Nükleer serüvenden Ecevit'in son anda vazgeçmiş olması, bu politikacının sevap sayfasına yazılacaktır. Bugün "devlet" bu konuda bastırsa bile, karar mercii Başbakan Erdoğan'dır. Tarih nükleer enerji ve olası felaketlerin günahını Başbakan Erdoğan'ın sayfasına yazacaktır. Politik bakımdan olağanüstü hassas olduğunu izlediğimiz Sayın Başbakan'ı belki bu serüvenden vazgeçirecek olgu, Japonya'da yaşanan felaketten ders çıkarması veya "İlahi" bir mesaj okuması ile mümkündür. İnsanoğlu nükleer teknoloji ile maddenin çekirdeğine inmiş, fakat maddenin "ruhuna" varamamıştır.

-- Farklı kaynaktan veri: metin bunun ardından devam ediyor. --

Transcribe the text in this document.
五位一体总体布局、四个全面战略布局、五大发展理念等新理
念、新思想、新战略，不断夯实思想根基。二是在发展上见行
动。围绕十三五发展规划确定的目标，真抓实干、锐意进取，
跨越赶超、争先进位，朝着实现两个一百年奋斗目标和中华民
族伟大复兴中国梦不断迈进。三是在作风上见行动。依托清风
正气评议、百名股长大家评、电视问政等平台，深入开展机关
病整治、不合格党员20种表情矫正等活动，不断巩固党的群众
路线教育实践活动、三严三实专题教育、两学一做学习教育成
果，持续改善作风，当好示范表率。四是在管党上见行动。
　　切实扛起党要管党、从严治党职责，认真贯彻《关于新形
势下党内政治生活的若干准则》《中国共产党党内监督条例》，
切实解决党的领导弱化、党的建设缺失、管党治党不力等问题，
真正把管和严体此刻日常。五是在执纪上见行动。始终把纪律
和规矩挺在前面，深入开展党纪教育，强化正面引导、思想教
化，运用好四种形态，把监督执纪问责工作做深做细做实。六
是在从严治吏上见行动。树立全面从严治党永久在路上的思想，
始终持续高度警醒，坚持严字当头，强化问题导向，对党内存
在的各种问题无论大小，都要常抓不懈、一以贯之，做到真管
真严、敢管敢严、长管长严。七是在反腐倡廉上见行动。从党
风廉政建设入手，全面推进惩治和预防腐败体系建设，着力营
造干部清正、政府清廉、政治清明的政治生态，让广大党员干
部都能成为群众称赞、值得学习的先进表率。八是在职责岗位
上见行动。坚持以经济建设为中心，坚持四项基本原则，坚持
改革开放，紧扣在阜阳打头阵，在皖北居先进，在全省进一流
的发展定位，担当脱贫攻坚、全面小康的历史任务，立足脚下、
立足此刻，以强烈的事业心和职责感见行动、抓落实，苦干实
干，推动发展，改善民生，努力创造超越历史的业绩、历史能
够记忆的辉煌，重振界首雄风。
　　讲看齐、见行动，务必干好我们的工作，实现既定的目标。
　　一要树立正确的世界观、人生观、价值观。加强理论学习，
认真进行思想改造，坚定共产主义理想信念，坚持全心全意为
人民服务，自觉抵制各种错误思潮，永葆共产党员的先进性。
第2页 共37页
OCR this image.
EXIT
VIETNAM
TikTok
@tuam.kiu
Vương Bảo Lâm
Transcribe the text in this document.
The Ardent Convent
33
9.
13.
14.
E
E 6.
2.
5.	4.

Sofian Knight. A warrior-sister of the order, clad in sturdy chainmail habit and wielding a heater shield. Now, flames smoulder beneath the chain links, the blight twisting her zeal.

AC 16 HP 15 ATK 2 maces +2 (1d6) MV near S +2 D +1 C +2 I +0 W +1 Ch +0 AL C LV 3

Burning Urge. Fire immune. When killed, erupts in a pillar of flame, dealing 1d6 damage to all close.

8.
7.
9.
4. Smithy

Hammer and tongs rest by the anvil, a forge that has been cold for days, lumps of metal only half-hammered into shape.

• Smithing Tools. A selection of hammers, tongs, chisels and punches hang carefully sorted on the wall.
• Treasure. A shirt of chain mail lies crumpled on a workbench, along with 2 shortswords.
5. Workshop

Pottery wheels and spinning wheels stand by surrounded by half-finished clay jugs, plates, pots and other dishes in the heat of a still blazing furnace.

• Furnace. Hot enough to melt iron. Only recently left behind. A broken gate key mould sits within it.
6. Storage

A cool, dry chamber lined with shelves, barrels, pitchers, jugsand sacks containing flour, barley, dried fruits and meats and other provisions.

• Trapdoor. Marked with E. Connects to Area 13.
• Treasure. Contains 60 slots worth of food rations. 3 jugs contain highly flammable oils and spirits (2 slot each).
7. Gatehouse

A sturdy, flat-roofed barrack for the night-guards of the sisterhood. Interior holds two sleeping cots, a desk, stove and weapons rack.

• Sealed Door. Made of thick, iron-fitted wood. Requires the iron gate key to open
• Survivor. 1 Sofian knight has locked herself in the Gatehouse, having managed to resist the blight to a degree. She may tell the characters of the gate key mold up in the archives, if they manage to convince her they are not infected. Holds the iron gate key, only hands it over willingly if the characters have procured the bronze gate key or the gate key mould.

Çevre ve yaşam meselesinin sırrı maddenin çekirdeğinde değil, tabiatın dengesinde yatmaktadır. İnsanoğlu nükleer teknoloji ile çocuğun ateşle oynamasını andıran bir şekilde bu dengeyi tehdit etmektedir. Japonya felaketinden çıkarabileceğimiz en önemli ders, tehlikeli, kirli ve pahalı nükleer enerji serüvenine girmemek, alternatif enerji teknolojilerine yatırım yapmaktır.